Kepala Kantor Kementerian Agama Aceh Besar H Saifuddin SE mengatakan Ramadhan bukan sekadar ibadah personal, melainkan juga momentum memperkuat solidaritas dan empati terhadap sesama, khususnya anak-anak yatim.
“Ramadhan ini bulan berbagi. Melalui kegiatan ini, kita ingin menghadirkan kebahagiaan bagi anak-anak yatim sekaligus memperkuat ukhuwah di lingkungan Kemenag Aceh Besar,” ujar Saifuddin.
Yahwa–sapaan akrabnya, menambahkan, buka puasa bersama yang dirangkai dengan santunan ini merupakan bentuk komitmen Kemenag Aceh Besar untuk terus menumbuhkan nilai-nilai sosial keagamaan di tengah masyarakat Aceh Besar.
“Harapan kami kegiatan seperti ini tidak hanya menjadi agenda seremonial, tetapi benar-benar menghadirkan manfaat dan keberkahan, serta mempererat kebersamaan antarpegawai dan masyarakat,” katanya.
Pada kesempatan itu, Kemenag Aceh Besar turut mengundang Kepala Kantor Wilayah Kementerian Agama Provinsi Aceh Drs H Azhari MSi untuk mengisi tausiyah dan pembekalan bagi ASN, menjelang waktu berbuka puasa.
Dalam tausiyahnya, Azhari menyebutkan bahwa Ramadhan harus disambut dengan kegembiaraan. Bulan puasa ini sejatinya ialah madrasah pembentukan karakter bagi setiap ASN.
“Bulan Ramadhan mendidik kita untuk lebih disiplin sebagai ASN. Puasa melatih kita menjaga waktu, mulai dari sahur, berbuka, hingga pengaturan jam kerja. Ini adalah latihan kedisiplinan yang sangat konkret,” ujar Azhari.
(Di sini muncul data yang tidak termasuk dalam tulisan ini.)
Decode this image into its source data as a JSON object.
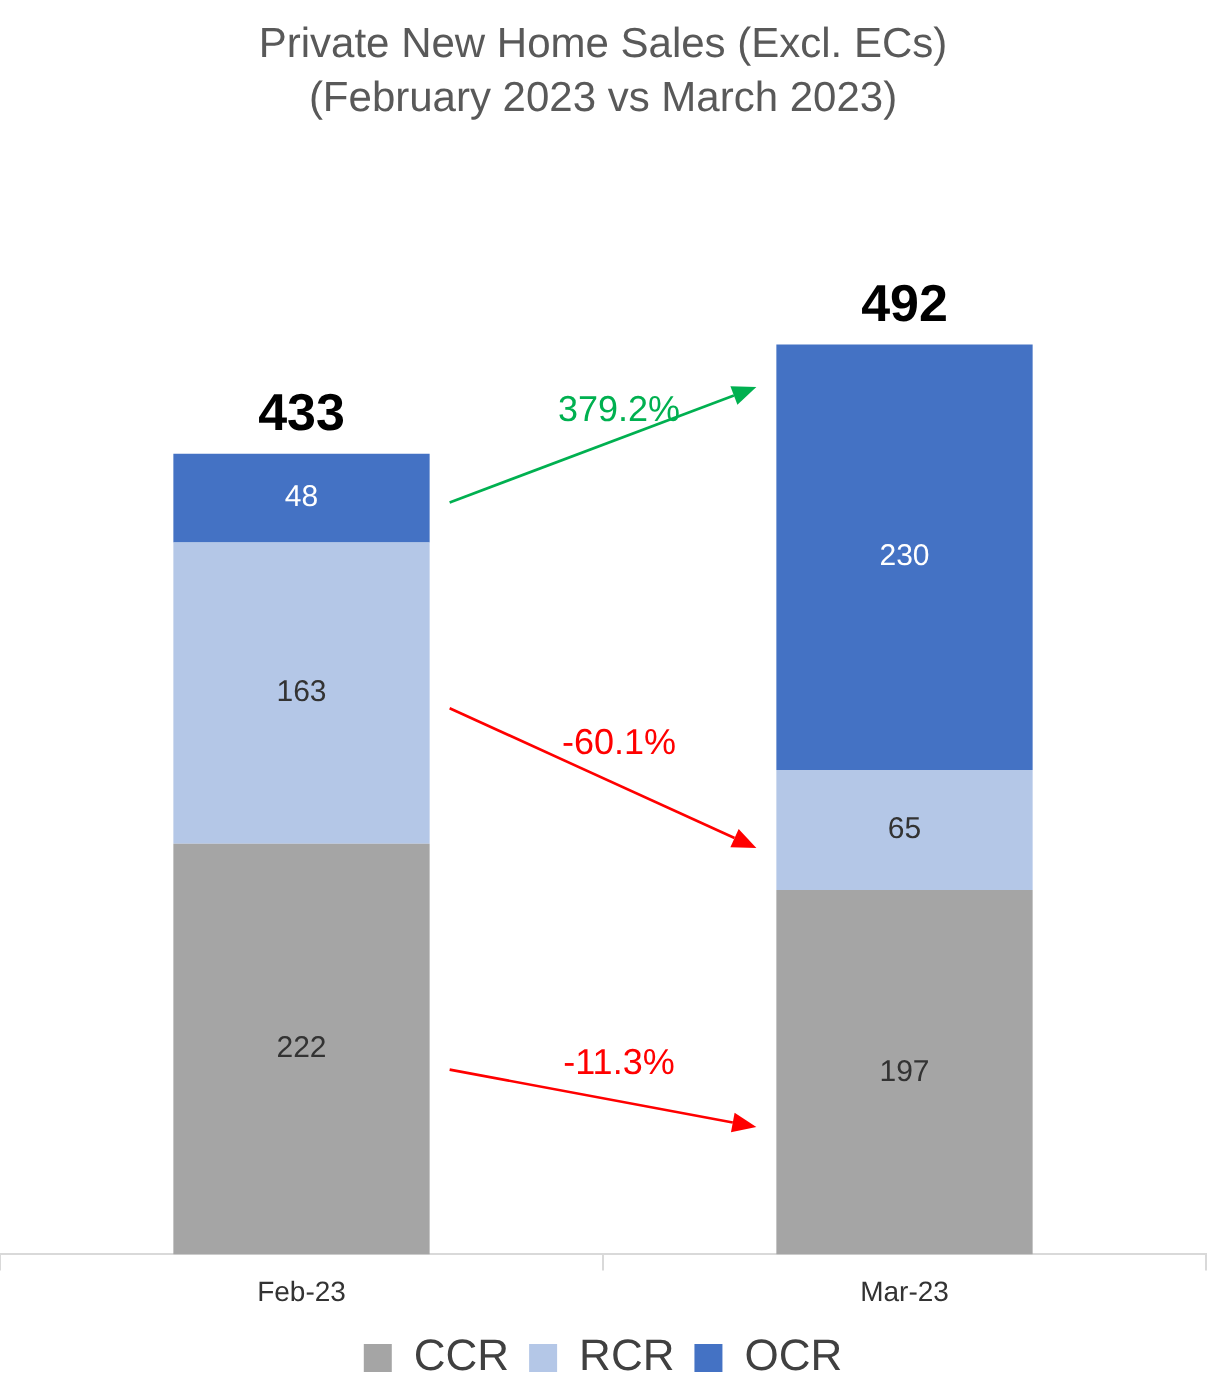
{
  "chart_data": {
    "type": "bar",
    "title": "Private New Home Sales (Excl. ECs)",
    "subtitle": "(February 2023 vs March 2023)",
    "categories": [
      "Feb-23",
      "Mar-23"
    ],
    "stacked": true,
    "series": [
      {
        "name": "CCR",
        "color": "#a5a5a5",
        "values": [
          222,
          197
        ]
      },
      {
        "name": "RCR",
        "color": "#b4c7e7",
        "values": [
          163,
          65
        ]
      },
      {
        "name": "OCR",
        "color": "#4472c4",
        "values": [
          48,
          230
        ]
      }
    ],
    "data_labels": true,
    "totals": [
      "433",
      "492"
    ],
    "annotations": [
      "379.2%",
      "-60.1%",
      "-11.3%"
    ],
    "grid": false,
    "legend": "bottom"
  }
}
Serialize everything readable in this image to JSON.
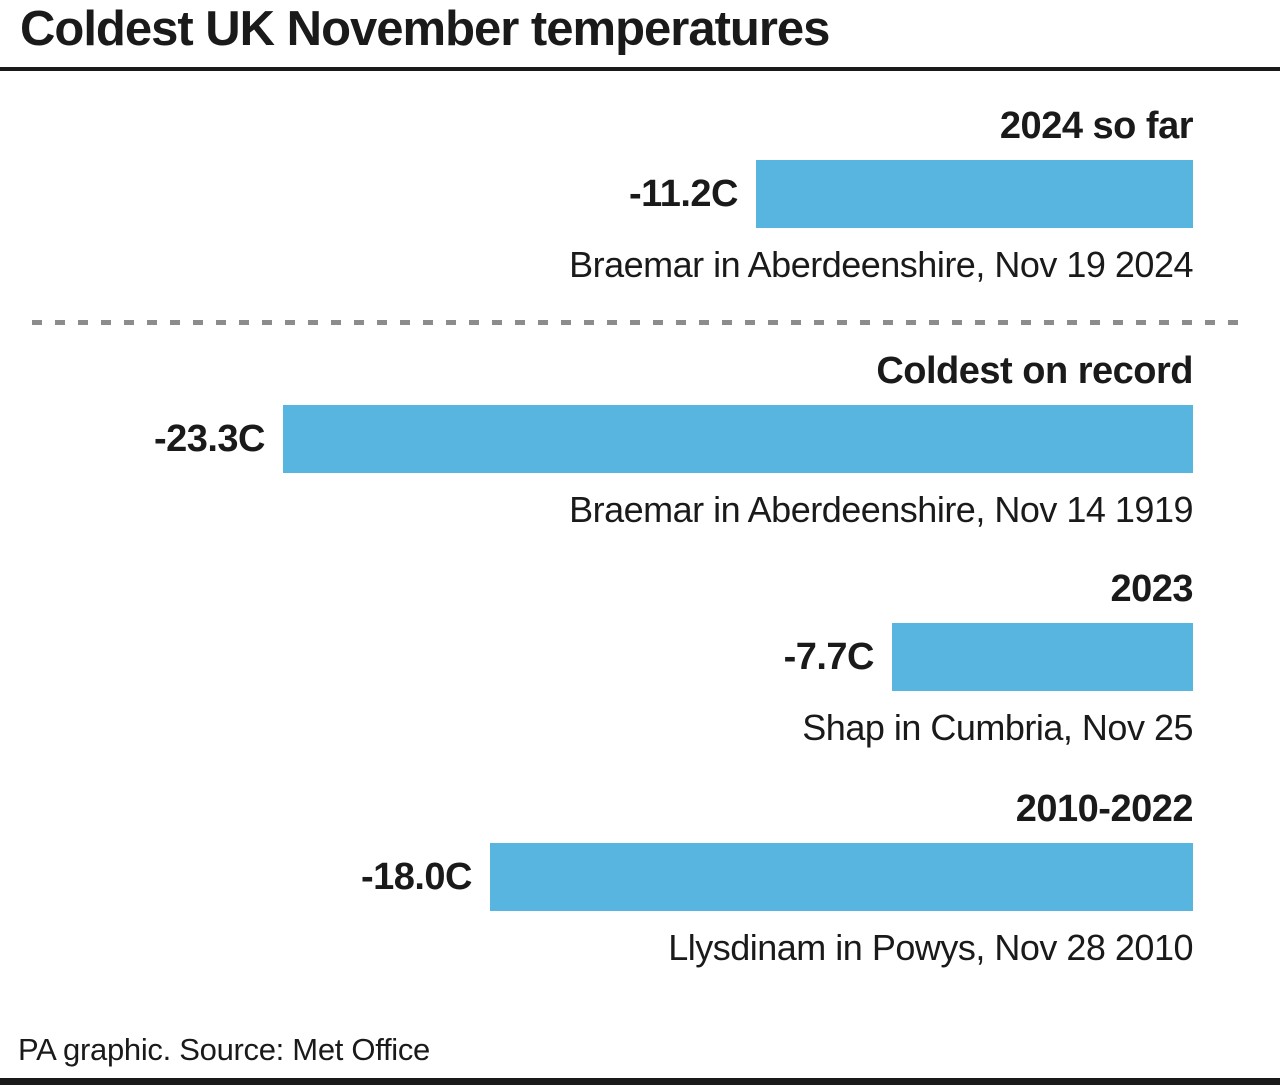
{
  "title": "Coldest UK November temperatures",
  "footer": {
    "credit": "PA graphic. Source: Met Office"
  },
  "colors": {
    "bar": "#57B5DF",
    "text": "#1a1a1a",
    "divider_dash": "#8c8c8c",
    "rule": "#1a1a1a",
    "background": "#ffffff"
  },
  "chart_data": {
    "type": "bar",
    "orientation": "horizontal",
    "title": "Coldest UK November temperatures",
    "unit": "degrees C",
    "value_axis_anchor": "right",
    "max_abs_value": 23.3,
    "legend": "none",
    "grid": false,
    "series": [
      {
        "label": "2024 so far",
        "value": -11.2,
        "value_label": "-11.2C",
        "caption": "Braemar in Aberdeenshire, Nov 19 2024"
      },
      {
        "label": "Coldest on record",
        "value": -23.3,
        "value_label": "-23.3C",
        "caption": "Braemar in Aberdeenshire, Nov 14 1919"
      },
      {
        "label": "2023",
        "value": -7.7,
        "value_label": "-7.7C",
        "caption": "Shap in Cumbria, Nov 25"
      },
      {
        "label": "2010-2022",
        "value": -18.0,
        "value_label": "-18.0C",
        "caption": "Llysdinam in Powys, Nov 28 2010"
      }
    ]
  }
}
Ia menjelaskan, nilai kedisiplinan dalam berpuasa harus tercermin dalam pelaksanaan tugas sehari-hari, termasuk ketepatan waktu hadir di kantor, penyelesaian pekerjaan, serta pelayanan kepada masyarakat.
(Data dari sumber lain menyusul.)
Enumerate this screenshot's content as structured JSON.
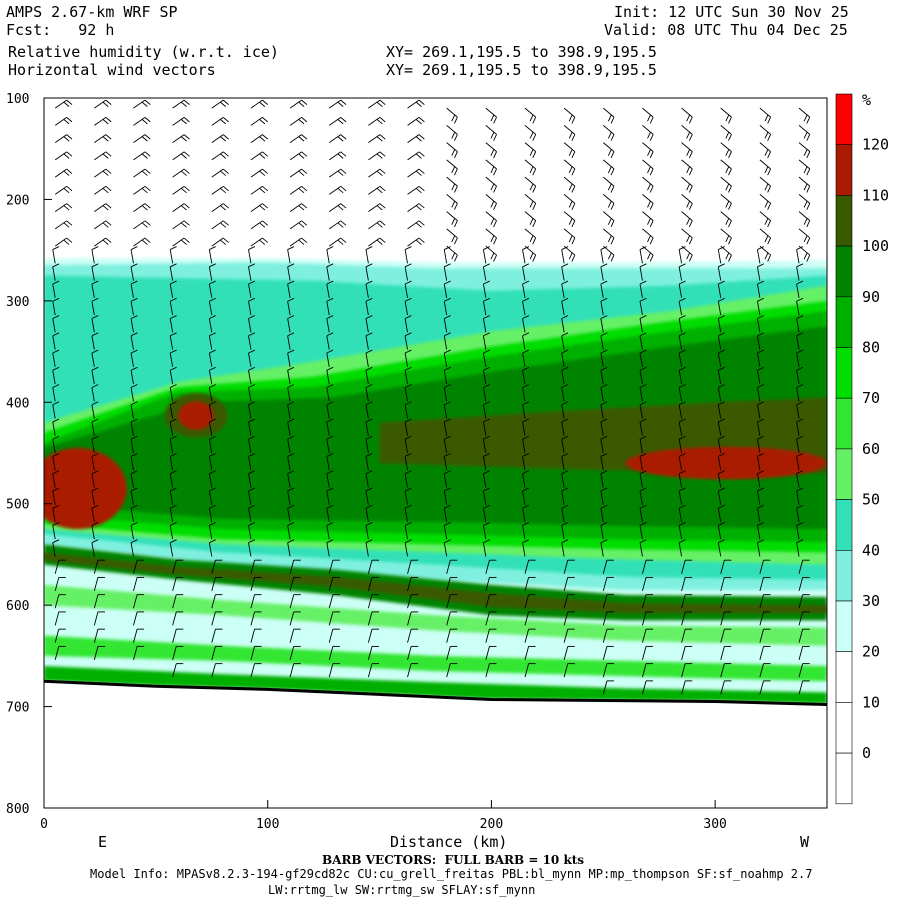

Selain disiplin, lanjut dia, puasa juga melatih kesabaran. Menahan lapar dan dahaga bukan sekadar menahan fisik, melainkan juga menahan emosi, sikap, dan ucapan.
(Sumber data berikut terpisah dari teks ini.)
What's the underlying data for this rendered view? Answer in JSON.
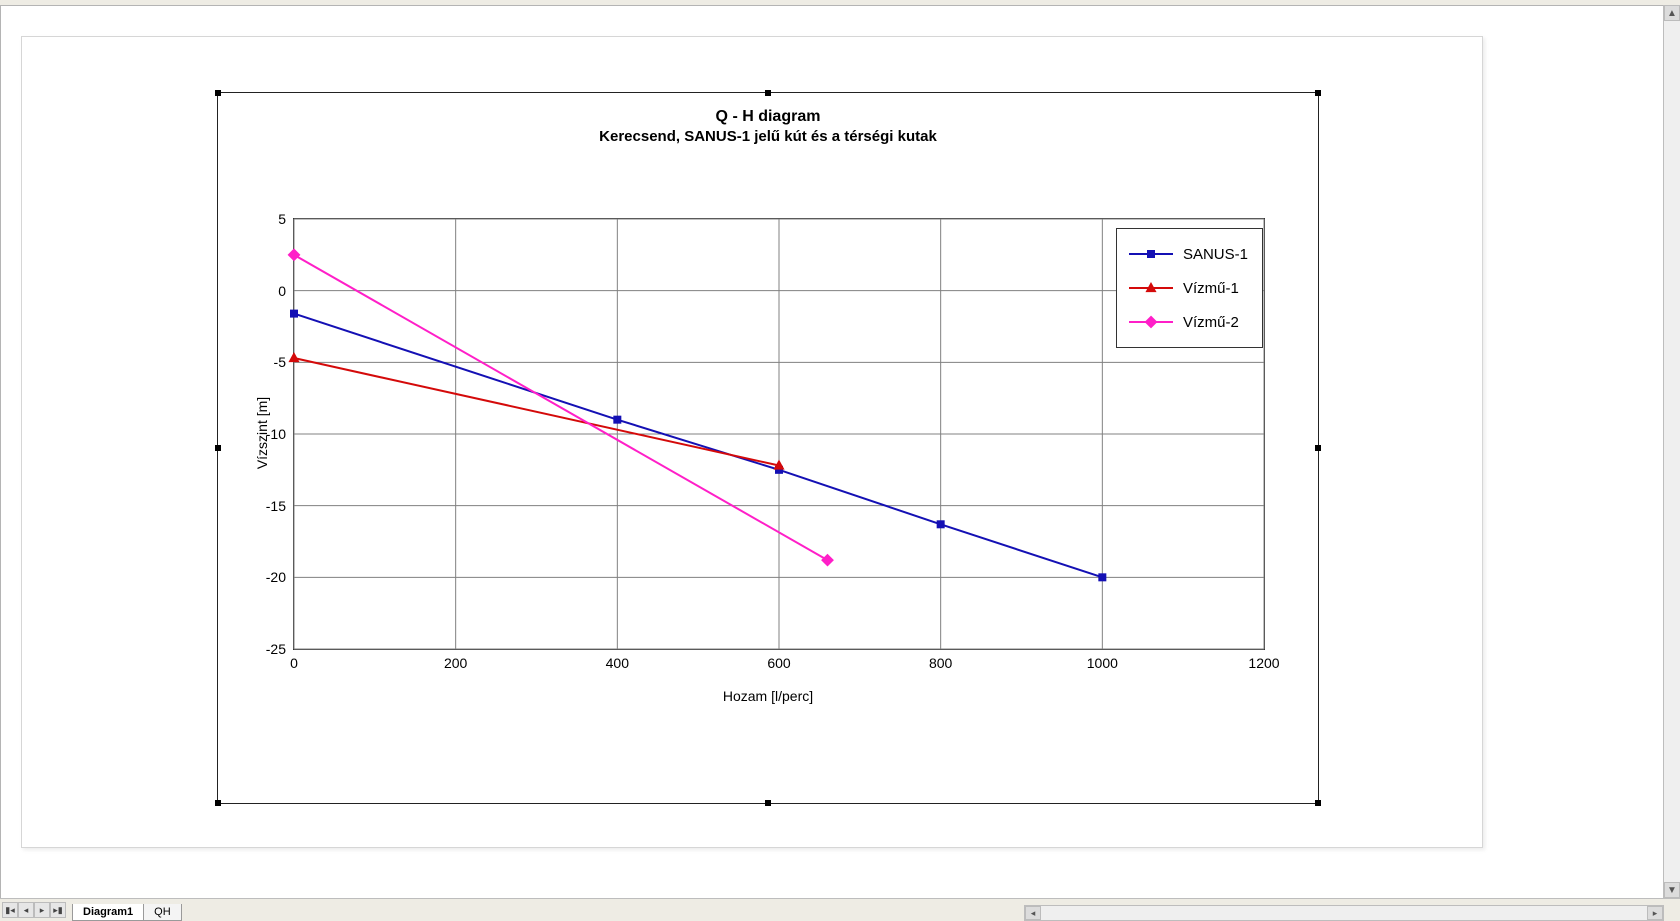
{
  "app": {
    "tabs": [
      "Diagram1",
      "QH"
    ],
    "active_tab_index": 0
  },
  "chart": {
    "title_line1": "Q - H diagram",
    "title_line2": "Kerecsend, SANUS-1 jelű kút és a térségi kutak",
    "title_fontsize": 16,
    "xlabel": "Hozam [l/perc]",
    "ylabel": "Vízszint [m]",
    "label_fontsize": 14,
    "background_color": "#ffffff",
    "grid_color": "#808080",
    "grid_width": 1,
    "axis_color": "#333333",
    "xlim": [
      0,
      1200
    ],
    "ylim": [
      -25,
      5
    ],
    "xticks": [
      0,
      200,
      400,
      600,
      800,
      1000,
      1200
    ],
    "yticks": [
      -25,
      -20,
      -15,
      -10,
      -5,
      0,
      5
    ],
    "legend": {
      "position": "top-right-inside",
      "border_color": "#333333",
      "bg_color": "#ffffff",
      "fontsize": 15
    },
    "series": [
      {
        "name": "SANUS-1",
        "color": "#1410b4",
        "line_width": 2,
        "marker": "square",
        "marker_size": 7,
        "x": [
          0,
          400,
          600,
          800,
          1000
        ],
        "y": [
          -1.6,
          -9.0,
          -12.5,
          -16.3,
          -20.0
        ]
      },
      {
        "name": "Vízmű-1",
        "color": "#d40a0a",
        "line_width": 2,
        "marker": "triangle",
        "marker_size": 8,
        "x": [
          0,
          600
        ],
        "y": [
          -4.7,
          -12.2
        ]
      },
      {
        "name": "Vízmű-2",
        "color": "#ff1fc8",
        "line_width": 2,
        "marker": "diamond",
        "marker_size": 8,
        "x": [
          0,
          660
        ],
        "y": [
          2.5,
          -18.8
        ]
      }
    ]
  }
}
“Puasa melatih kesabaran kita dalam menghadapi berbagai persoalan pekerjaan. ASN Kementerian Agama harus mampu menunjukkan sikap tenang, profesional, dan tidak mudah terpancing emosi dalam memberikan pelayanan,” katanya.
Lebih jauh, Azhari menyebut puasa membentuk karakter secara menyeluruh. Integritas, kejujuran, tanggung jawab, dan komitmen terhadap amanah menjadi nilai utama yang harus dibawa setelah Ramadhan berakhir.
“Ramadhan adalah proses pembentukan karakter. Jika kita mampu menjaga kualitas ibadah, disiplin waktu, dan kesabaran selama sebulan penuh, maka seharusnya setelah Ramadhan kita menjadi ASN yang lebih berintegritas dan berkarakter,” ujarnya.